Friday, September 24, 2010

10 big health reform changes yet to come

Yesterday marked a major milestone in our progress to create a high-performing health care system for the United States. Provisions in the Affordable Care Act have now taken effect, such as the requirement for insurance plans to allow young adults to join or stay on their parents' plan until age 26, and a ban on insurance plans' practice of "rescinding" coverage after individuals get sick.

There are additional health care reforms are coming in the next months and years that I am looking forward to. These are designed to improve how our care is organized, delivered, and paid for. Here are 10 big changes yet to come:

1. Health Insurance Exchanges and New Market Rules
Health insurance exchanges will give us the ability to compare and choose among health plans, while setting the rules for fair competition.
2. New Nonprofit Plan Choices
Innovative, nonprofit cooperatives have transformed health care delivery into mission-driven, patient-centered, and value-enhancing systems that are accountable to patients and consumers.
3. Health Plans will be required to meet minimum medical loss ratios and requests for Insurance Premium Increases will be reviewed.

4. New changes to encourage primary Care and disease prevention
These include increased primary care payment rates under Medicare and Medicaid, preventive services without patient cost-sharing, and support of community and employer prevention and wellness programs.
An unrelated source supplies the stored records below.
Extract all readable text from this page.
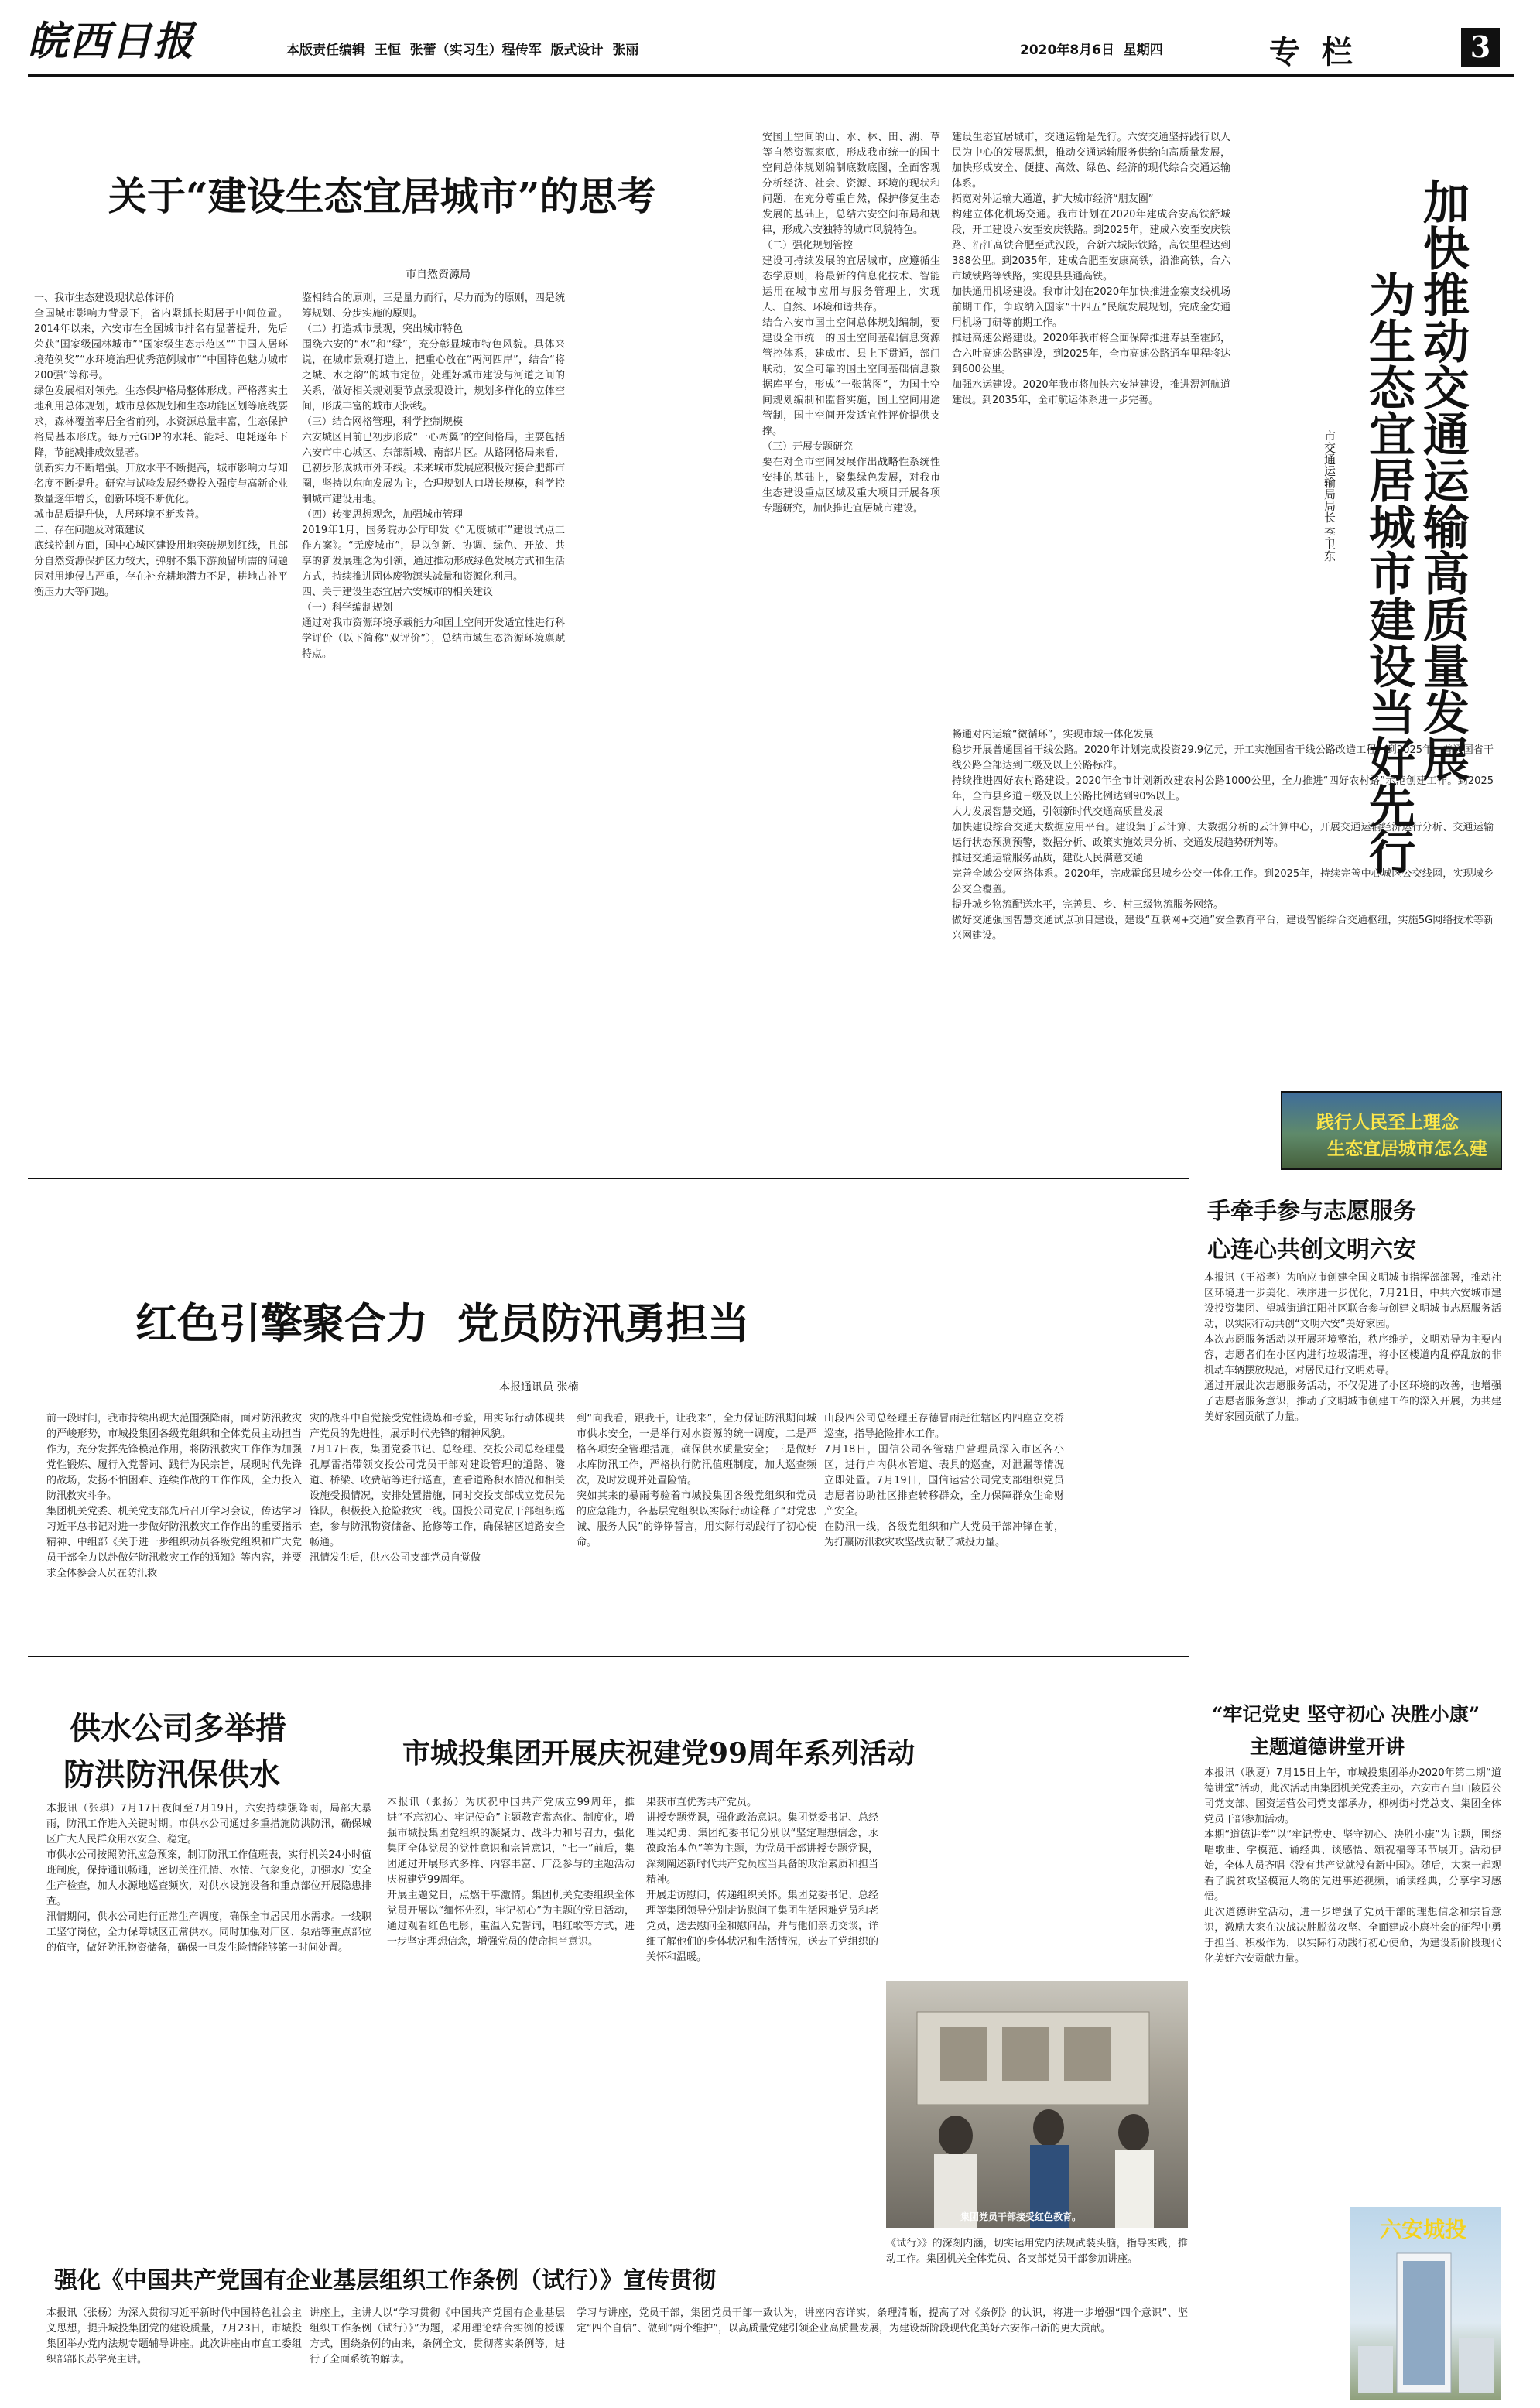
皖西日报	本版责任编辑  王恒  张蕾（实习生）程传军  版式设计  张丽	2020年8月6日  星期四	专  栏	3
关于“建设生态宜居城市”的思考
市自然资源局
一、我市生态建设现状总体评价
全国城市影响力背景下，省内紧抓长期居于中间位置。2014年以来，六安市在全国城市排名有显著提升，先后荣获“国家级园林城市”“国家级生态示范区”“中国人居环境范例奖”“水环境治理优秀范例城市”“中国特色魅力城市200强”等称号。
绿色发展相对领先。生态保护格局整体形成。严格落实土地利用总体规划，城市总体规划和生态功能区划等底线要求，森林覆盖率居全省前列，水资源总量丰富，生态保护格局基本形成。每万元GDP的水耗、能耗、电耗逐年下降，节能减排成效显著。
创新实力不断增强。开放水平不断提高，城市影响力与知名度不断提升。研究与试验发展经费投入强度与高新企业数量逐年增长，创新环境不断优化。
城市品质提升快，人居环境不断改善。
二、存在问题及对策建议
底线控制方面，国中心城区建设用地突破规划红线，且部分自然资源保护区力较大，弹射不集下游预留所需的问题因对用地侵占严重，存在补充耕地潜力不足，耕地占补平衡压力大等问题。
鉴相结合的原则，三是量力而行，尽力而为的原则，四是统筹规划、分步实施的原则。
（二）打造城市景观，突出城市特色
围绕六安的“水”和“绿”，充分彰显城市特色风貌。具体来说，在城市景观打造上，把重心放在“两河四岸”，结合“将之城、水之韵”的城市定位，处理好城市建设与河道之间的关系，做好相关规划要节点景观设计，规划多样化的立体空间，形成丰富的城市天际线。
（三）结合网格管理，科学控制规模
六安城区目前已初步形成“一心两翼”的空间格局，主要包括六安市中心城区、东部新城、南部片区。从路网格局来看，已初步形成城市外环线。未来城市发展应积极对接合肥都市圈，坚持以东向发展为主，合理规划人口增长规模，科学控制城市建设用地。
（四）转变思想观念，加强城市管理
2019年1月，国务院办公厅印发《“无废城市”建设试点工作方案》。“无废城市”，是以创新、协调、绿色、开放、共享的新发展理念为引领，通过推动形成绿色发展方式和生活方式，持续推进固体废物源头减量和资源化利用。
四、关于建设生态宜居六安城市的相关建议
（一）科学编制规划
通过对我市资源环境承载能力和国土空间开发适宜性进行科学评价（以下简称“双评价”），总结市域生态资源环境禀赋特点。
安国土空间的山、水、林、田、湖、草等自然资源家底，形成我市统一的国土空间总体规划编制底数底图，全面客观分析经济、社会、资源、环境的现状和问题，在充分尊重自然，保护修复生态发展的基础上，总结六安空间布局和规律，形成六安独特的城市风貌特色。
（二）强化规划管控
建设可持续发展的宜居城市，应遵循生态学原则，将最新的信息化技术、智能运用在城市应用与服务管理上，实现人、自然、环境和谐共存。
结合六安市国土空间总体规划编制，要建设全市统一的国土空间基础信息资源管控体系，建成市、县上下贯通，部门联动，安全可靠的国土空间基础信息数据库平台，形成“一张蓝图”，为国土空间规划编制和监督实施，国土空间用途管制，国土空间开发适宜性评价提供支撑。
（三）开展专题研究
要在对全市空间发展作出战略性系统性安排的基础上，聚集绿色发展，对我市生态建设重点区域及重大项目开展各项专题研究，加快推进宜居城市建设。
建设生态宜居城市，交通运输是先行。六安交通坚持践行以人民为中心的发展思想，推动交通运输服务供给向高质量发展，加快形成安全、便捷、高效、绿色、经济的现代综合交通运输体系。
拓宽对外运输大通道，扩大城市经济“朋友圈”
构建立体化机场交通。我市计划在2020年建成合安高铁舒城段，开工建设六安至安庆铁路。到2025年，建成六安至安庆铁路、沿江高铁合肥至武汉段，合新六城际铁路，高铁里程达到388公里。到2035年，建成合肥至安康高铁，沿淮高铁，合六市域铁路等铁路，实现县县通高铁。
加快通用机场建设。我市计划在2020年加快推进金寨支线机场前期工作，争取纳入国家“十四五”民航发展规划，完成金安通用机场可研等前期工作。
推进高速公路建设。2020年我市将全面保障推进寿县至霍邱，合六叶高速公路建设，到2025年，全市高速公路通车里程将达到600公里。
加强水运建设。2020年我市将加快六安港建设，推进淠河航道建设。到2035年，全市航运体系进一步完善。
畅通对内运输“微循环”，实现市域一体化发展
稳步开展普通国省干线公路。2020年计划完成投资29.9亿元，开工实施国省干线公路改造工程，到2025年，普通国省干线公路全部达到二级及以上公路标准。
持续推进四好农村路建设。2020年全市计划新改建农村公路1000公里，全力推进“四好农村路”示范创建工作。到2025年，全市县乡道三级及以上公路比例达到90%以上。
大力发展智慧交通，引领新时代交通高质量发展
加快建设综合交通大数据应用平台。建设集于云计算、大数据分析的云计算中心，开展交通运输经济运行分析、交通运输运行状态预测预警，数据分析、政策实施效果分析、交通发展趋势研判等。
推进交通运输服务品质，建设人民满意交通
完善全域公交网络体系。2020年，完成霍邱县城乡公交一体化工作。到2025年，持续完善中心城区公交线网，实现城乡公交全覆盖。
提升城乡物流配送水平，完善县、乡、村三级物流服务网络。
做好交通强国智慧交通试点项目建设，建设“互联网+交通”安全教育平台，建设智能综合交通枢纽，实施5G网络技术等新兴网建设。
加快推动交通运输高质量发展
为生态宜居城市建设当好先行
市交通运输局局长 李卫东
践行人民至上理念
生态宜居城市怎么建
红色引擎聚合力  党员防汛勇担当
本报通讯员 张楠
前一段时间，我市持续出现大范围强降雨，面对防汛救灾的严峻形势，市城投集团各级党组织和全体党员主动担当作为，充分发挥先锋模范作用，将防汛救灾工作作为加强党性锻炼、履行入党誓词、践行为民宗旨，展现时代先锋的战场，发扬不怕困难、连续作战的工作作风，全力投入防汛救灾斗争。
集团机关党委、机关党支部先后召开学习会议，传达学习习近平总书记对进一步做好防汛救灾工作作出的重要指示精神、中组部《关于进一步组织动员各级党组织和广大党员干部全力以赴做好防汛救灾工作的通知》等内容，并要求全体参会人员在防汛救
灾的战斗中自觉接受党性锻炼和考验，用实际行动体现共产党员的先进性，展示时代先锋的精神风貌。
7月17日夜，集团党委书记、总经理、交投公司总经理曼孔厚雷指带领交投公司党员干部对建设管理的道路、隧道、桥梁、收费站等进行巡查，查看道路积水情况和相关设施受损情况，安排处置措施，同时交投支部成立党员先锋队，积极投入抢险救灾一线。国投公司党员干部组织巡查，参与防汛物资储备、抢修等工作，确保辖区道路安全畅通。
汛情发生后，供水公司支部党员自觉做
到“向我看，跟我干，让我来”，全力保证防汛期间城市供水安全，一是举行对水资源的统一调度，二是严格各项安全管理措施，确保供水质量安全；三是做好水库防汛工作，严格执行防汛值班制度，加大巡查频次，及时发现并处置险情。
突如其来的暴雨考验着市城投集团各级党组织和党员的应急能力，各基层党组织以实际行动诠释了“对党忠诚、服务人民”的铮铮誓言，用实际行动践行了初心使命。
山段四公司总经理王存德冒雨赶往辖区内四座立交桥巡查，指导抢险排水工作。
7月18日，国信公司各管辖户营理员深入市区各小区，进行户内供水管道、表具的巡查，对泄漏等情况立即处置。7月19日，国信运营公司党支部组织党员志愿者协助社区排查转移群众，全力保障群众生命财产安全。
在防汛一线，各级党组织和广大党员干部冲锋在前，为打赢防汛救灾攻坚战贡献了城投力量。
手牵手参与志愿服务
心连心共创文明六安
本报讯（王裕孝）为响应市创建全国文明城市指挥部部署，推动社区环境进一步美化，秩序进一步优化，7月21日，中共六安城市建设投资集团、望城街道江阳社区联合参与创建文明城市志愿服务活动，以实际行动共创“文明六安”美好家园。
本次志愿服务活动以开展环境整治，秩序维护，文明劝导为主要内容，志愿者们在小区内进行垃圾清理，将小区楼道内乱停乱放的非机动车辆摆放规范，对居民进行文明劝导。
通过开展此次志愿服务活动，不仅促进了小区环境的改善，也增强了志愿者服务意识，推动了文明城市创建工作的深入开展，为共建美好家园贡献了力量。
供水公司多举措
防洪防汛保供水
本报讯（张琪）7月17日夜间至7月19日，六安持续强降雨，局部大暴雨，防汛工作进入关键时期。市供水公司通过多重措施防洪防汛，确保城区广大人民群众用水安全、稳定。
市供水公司按照防汛应急预案，制订防汛工作值班表，实行机关24小时值班制度，保持通讯畅通，密切关注汛情、水情、气象变化，加强水厂安全生产检查，加大水源地巡查频次，对供水设施设备和重点部位开展隐患排查。
汛情期间，供水公司进行正常生产调度，确保全市居民用水需求。一线职工坚守岗位，全力保障城区正常供水。同时加强对厂区、泵站等重点部位的值守，做好防汛物资储备，确保一旦发生险情能够第一时间处置。
市城投集团开展庆祝建党99周年系列活动
本报讯（张扬）为庆祝中国共产党成立99周年，推进“不忘初心、牢记使命”主题教育常态化、制度化，增强市城投集团党组织的凝聚力、战斗力和号召力，强化集团全体党员的党性意识和宗旨意识，“七一”前后，集团通过开展形式多样、内容丰富、厂泛参与的主题活动庆祝建党99周年。
开展主题党日，点燃干事激情。集团机关党委组织全体党员开展以“缅怀先烈，牢记初心”为主题的党日活动，通过观看红色电影，重温入党誓词，唱红歌等方式，进一步坚定理想信念，增强党员的使命担当意识。
果获市直优秀共产党员。
讲授专题党课，强化政治意识。集团党委书记、总经理吴纪勇、集团纪委书记分别以“坚定理想信念，永葆政治本色”等为主题，为党员干部讲授专题党课，深刻阐述新时代共产党员应当具备的政治素质和担当精神。
开展走访慰问，传递组织关怀。集团党委书记、总经理等集团领导分别走访慰问了集团生活困难党员和老党员，送去慰问金和慰问品，并与他们亲切交谈，详细了解他们的身体状况和生活情况，送去了党组织的关怀和温暖。
集团党员干部接受红色教育。
“牢记党史 坚守初心 决胜小康”
主题道德讲堂开讲
本报讯（耿夏）7月15日上午，市城投集团举办2020年第二期“道德讲堂”活动，此次活动由集团机关党委主办，六安市召皇山陵园公司党支部、国资运营公司党支部承办，柳树街村党总支、集团全体党员干部参加活动。
本期“道德讲堂”以“牢记党史、坚守初心、决胜小康”为主题，围绕唱歌曲、学模范、诵经典、谈感悟、颂祝福等环节展开。活动伊始，全体人员齐唱《没有共产党就没有新中国》。随后，大家一起观看了脱贫攻坚模范人物的先进事迹视频，诵读经典，分享学习感悟。
此次道德讲堂活动，进一步增强了党员干部的理想信念和宗旨意识，激励大家在决战决胜脱贫攻坚、全面建成小康社会的征程中勇于担当、积极作为，以实际行动践行初心使命，为建设新阶段现代化美好六安贡献力量。
六安城投
强化《中国共产党国有企业基层组织工作条例（试行）》宣传贯彻
本报讯（张杨）为深入贯彻习近平新时代中国特色社会主义思想，提升城投集团党的建设质量，7月23日，市城投集团举办党内法规专题辅导讲座。此次讲座由市直工委组织部部长苏学亮主讲。
讲座上，主讲人以“学习贯彻《中国共产党国有企业基层组织工作条例（试行）》”为题，采用理论结合实例的授课方式，围绕条例的由来，条例全文，贯彻落实条例等，进行了全面系统的解读。
《试行》》的深刻内涵，切实运用党内法规武装头脑，指导实践，推动工作。集团机关全体党员、各支部党员干部参加讲座。
学习与讲座，党员干部，集团党员干部一致认为，讲座内容详实，条理清晰，提高了对《条例》的认识，将进一步增强“四个意识”、坚定“四个自信”、做到“两个维护”，以高质量党建引领企业高质量发展，为建设新阶段现代化美好六安作出新的更大贡献。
The act also increases funding for community health centers and the National Health Service Corps. These provisions start to focus our health system on primary care, encourages doctors o enter primary care specialties and get us ready for more fundamental payment reforms.
5. Stimulate Innovation
The Accountable Care Act establishes a Center for Medicare and Medicaid Innovation, which will allow us to test innovative payment methods for the personal medical home. Medicare reimbursement rates are decreased by 1 percent for hospitals that have high rates of readmission for certain conditions. Individual states will be allowed to test integrating Medicare and Medicaid-covered health services provided to the poor on Medicare.
6. Accountable Care Organizations
These are collections of health care providers that can formally assume responsibility for the cost and quality of health care given to a defined group of patients. Research has shown that ACOs have the potential to reduce growth in health care costs and improve patient outcomes by introducing incentives for efficient use of resources and encouraging greater coordination of care.
7. Independent Payment Advisory Board
This board has authority to identify areas of waste and opportunities for improving the quality of care for Medicare beneficiaries. The board’s recommendations will take effect in years when Medicare costs are projected to exceed predetermined rate-of-increase targets—unless Congress passes legislation to override those recommendations, in which case Congress would be responsible for achieving the same level of savings.
8. Quality Improvement and Public Reporting
The law requires public reporting of physician quality and patient experience through a "Physician Compare" Web site for Medicare beneficiaries. It also makes Medicare data available for pooling with data on provider performance from other payers—an important step toward creation of an all-payer provider performance database. (Privacy will be protected.) Reports by health plan will be available to the public.
9. Medicare Private Plan Competition
Plans must compete on value, quality and service, and will no longer receive extra funds.
10. A Tax on High-Premium Health Insurance Plans
The new law imposes a 40 percent excise tax on health plans with premiums in excess of $10,200 for individual policies and $27,500 for families, to take effect in 2018. This will be adjusted in case of unexpected increases in medical costs prior to 2018.